One – Kroton’s appearance at the rebel gathering causes mass panic.

Two – Pendar lifts a rock above Kroton’s head to kill him.

Three – Kroton sits motionless in the space ship, his power exhausted.

Continuity

The cybermen in this story look to be a design similar to that featured in the television story “The Invasion”. However, their features are far flatter and plainer and they look to be made more out of sheets of metal than one-piece suits. They have four fingers and a thumb on each hand. They also seem to have reverted to the “Tenth Planet” style of having names and the “natural” sounding dialogue of the cybermen in this story also indicates a “Tenth Planet” style attitude. It would appear that each cyberman has a number of some sort on their chest unit (the leader of the reinforcements has a zero, Kroton has a one and we also see an eight and a nine). Presumably this story takes place some considerable time either before or after “Tomb of the Cybermen” and “Attack of the Cybermen” as Telos is a very active looking home world for them. Cybermen measure time in seconds. A blow from an axe to the head can destroy them. They run off batteries and need to recharge regularly.
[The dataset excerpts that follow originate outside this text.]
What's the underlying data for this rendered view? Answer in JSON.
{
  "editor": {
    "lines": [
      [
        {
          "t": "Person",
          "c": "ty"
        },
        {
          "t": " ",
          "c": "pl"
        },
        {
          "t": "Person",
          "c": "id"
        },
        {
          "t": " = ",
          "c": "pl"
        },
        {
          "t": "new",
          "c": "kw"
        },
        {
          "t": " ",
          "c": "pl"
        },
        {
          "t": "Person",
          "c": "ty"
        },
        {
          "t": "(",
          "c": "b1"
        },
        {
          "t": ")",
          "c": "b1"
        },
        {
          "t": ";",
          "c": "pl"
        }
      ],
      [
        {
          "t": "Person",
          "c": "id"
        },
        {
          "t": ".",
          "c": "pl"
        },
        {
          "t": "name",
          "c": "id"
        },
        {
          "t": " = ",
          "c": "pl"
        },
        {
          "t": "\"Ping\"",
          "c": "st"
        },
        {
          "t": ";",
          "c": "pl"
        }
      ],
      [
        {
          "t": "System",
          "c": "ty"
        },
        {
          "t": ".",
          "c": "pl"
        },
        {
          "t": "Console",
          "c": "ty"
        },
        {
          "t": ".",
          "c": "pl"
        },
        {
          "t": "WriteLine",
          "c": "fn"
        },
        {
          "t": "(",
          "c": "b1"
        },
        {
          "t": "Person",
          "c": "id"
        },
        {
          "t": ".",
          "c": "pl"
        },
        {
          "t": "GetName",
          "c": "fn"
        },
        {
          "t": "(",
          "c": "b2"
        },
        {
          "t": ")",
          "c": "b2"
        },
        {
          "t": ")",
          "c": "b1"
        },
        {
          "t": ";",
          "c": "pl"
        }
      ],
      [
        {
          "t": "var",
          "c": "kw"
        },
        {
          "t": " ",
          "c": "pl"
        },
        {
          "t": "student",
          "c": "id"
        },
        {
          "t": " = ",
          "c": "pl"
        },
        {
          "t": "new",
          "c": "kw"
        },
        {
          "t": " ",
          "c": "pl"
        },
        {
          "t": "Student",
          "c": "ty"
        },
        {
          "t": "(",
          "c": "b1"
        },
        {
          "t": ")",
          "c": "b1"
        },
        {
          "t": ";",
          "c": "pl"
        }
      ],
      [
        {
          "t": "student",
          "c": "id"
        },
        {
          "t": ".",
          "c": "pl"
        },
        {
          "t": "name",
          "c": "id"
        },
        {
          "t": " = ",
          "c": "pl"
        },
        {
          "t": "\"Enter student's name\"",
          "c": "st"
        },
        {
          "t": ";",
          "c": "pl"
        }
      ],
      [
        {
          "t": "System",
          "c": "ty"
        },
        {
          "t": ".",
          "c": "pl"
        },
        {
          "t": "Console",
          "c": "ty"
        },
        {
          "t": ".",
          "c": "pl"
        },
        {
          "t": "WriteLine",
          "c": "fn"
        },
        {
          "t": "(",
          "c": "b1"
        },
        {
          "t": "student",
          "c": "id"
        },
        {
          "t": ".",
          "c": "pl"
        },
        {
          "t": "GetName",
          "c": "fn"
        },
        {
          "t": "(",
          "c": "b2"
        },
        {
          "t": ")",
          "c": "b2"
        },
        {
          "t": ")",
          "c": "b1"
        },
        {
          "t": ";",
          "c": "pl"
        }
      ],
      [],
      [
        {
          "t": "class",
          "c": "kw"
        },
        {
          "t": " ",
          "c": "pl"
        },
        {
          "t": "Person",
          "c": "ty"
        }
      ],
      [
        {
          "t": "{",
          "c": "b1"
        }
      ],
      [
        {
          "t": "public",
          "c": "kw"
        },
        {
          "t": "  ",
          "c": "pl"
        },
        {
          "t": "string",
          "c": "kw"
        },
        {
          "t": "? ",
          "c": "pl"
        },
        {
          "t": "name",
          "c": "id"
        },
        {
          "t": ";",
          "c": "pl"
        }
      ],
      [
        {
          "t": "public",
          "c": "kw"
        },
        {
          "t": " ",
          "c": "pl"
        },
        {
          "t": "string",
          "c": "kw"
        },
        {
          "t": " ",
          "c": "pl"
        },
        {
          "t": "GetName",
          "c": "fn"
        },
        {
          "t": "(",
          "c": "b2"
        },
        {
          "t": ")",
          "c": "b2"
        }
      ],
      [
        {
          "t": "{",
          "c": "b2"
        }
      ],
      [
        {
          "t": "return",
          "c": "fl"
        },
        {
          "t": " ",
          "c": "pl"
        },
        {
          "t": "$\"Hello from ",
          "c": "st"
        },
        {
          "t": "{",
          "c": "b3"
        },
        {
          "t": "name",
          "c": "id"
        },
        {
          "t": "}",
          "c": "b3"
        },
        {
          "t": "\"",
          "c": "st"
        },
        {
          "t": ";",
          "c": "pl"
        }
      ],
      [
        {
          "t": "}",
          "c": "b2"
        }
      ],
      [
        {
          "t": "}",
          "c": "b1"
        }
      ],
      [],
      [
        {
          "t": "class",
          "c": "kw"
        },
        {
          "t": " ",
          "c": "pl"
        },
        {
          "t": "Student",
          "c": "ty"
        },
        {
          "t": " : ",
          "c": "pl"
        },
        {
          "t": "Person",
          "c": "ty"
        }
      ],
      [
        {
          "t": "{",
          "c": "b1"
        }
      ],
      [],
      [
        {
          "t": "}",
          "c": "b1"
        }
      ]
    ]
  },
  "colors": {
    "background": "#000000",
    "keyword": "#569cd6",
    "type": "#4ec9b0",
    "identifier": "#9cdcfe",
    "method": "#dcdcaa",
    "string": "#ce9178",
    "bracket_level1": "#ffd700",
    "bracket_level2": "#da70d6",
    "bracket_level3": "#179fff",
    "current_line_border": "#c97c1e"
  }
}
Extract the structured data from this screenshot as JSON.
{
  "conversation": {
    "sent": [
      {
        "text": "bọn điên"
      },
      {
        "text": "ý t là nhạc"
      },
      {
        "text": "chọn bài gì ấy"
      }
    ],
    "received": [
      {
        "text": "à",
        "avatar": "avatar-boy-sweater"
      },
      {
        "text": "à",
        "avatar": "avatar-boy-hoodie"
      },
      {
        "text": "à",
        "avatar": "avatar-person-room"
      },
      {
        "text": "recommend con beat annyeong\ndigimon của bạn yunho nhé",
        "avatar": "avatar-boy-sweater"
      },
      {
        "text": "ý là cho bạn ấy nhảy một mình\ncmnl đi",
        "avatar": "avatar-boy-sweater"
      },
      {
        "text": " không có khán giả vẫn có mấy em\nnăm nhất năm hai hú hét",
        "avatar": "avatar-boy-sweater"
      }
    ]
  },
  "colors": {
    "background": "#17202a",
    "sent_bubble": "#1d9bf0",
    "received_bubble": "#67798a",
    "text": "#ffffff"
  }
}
Kroton’s rank is Junior Cyberleader. He has been trained to pilot a spacecraft.

The capital of Mondaran is simply called Mondaran City. The planet Mondaran is six days travel from Telos in a cyber ship.

The rebels are fighting with almost Stone Age looking tools and some are even dressed in furs. Names of rebel leaders include Torstin, Vanan, Marilka and Pendar.

In several frames, Pendar looks remarkably like the dalek killer, Abslom Daak.

Comments:

I’ve got mixed feelings about this story. The concept of Kroton is a good one (and he was popular enough to be revived again and again up to twenty years later in “The Glorious Dead”) but the actual execution in the story is not so good. I think my main problem is that there’s not enough difference between Kroton and the other cybermen when it comes to their speech patters and indeed the speech given on arrival to Mondaran looks positively emotional given that it’s not Kroton giving it. The artwork for the story is pretty good with the cybermen actually looking menacing and realistic. No longer confined to the one piece jump suits of the television, here we have a much more “constructed” look with joints and sections of body armour looking far more cyber-like than wetsuits and silver Doc Martens. The ending of the story is a highpoint, the invasion isn’t defeated but just a handful of people are given a chance to make something from a new life and then there’s the final shot, Kroton dormant in his space ship, his batteries dead. “Throwback – The Soul of a Cyberman” isn’t a classic but it’s definitely worth reading to see how it all started.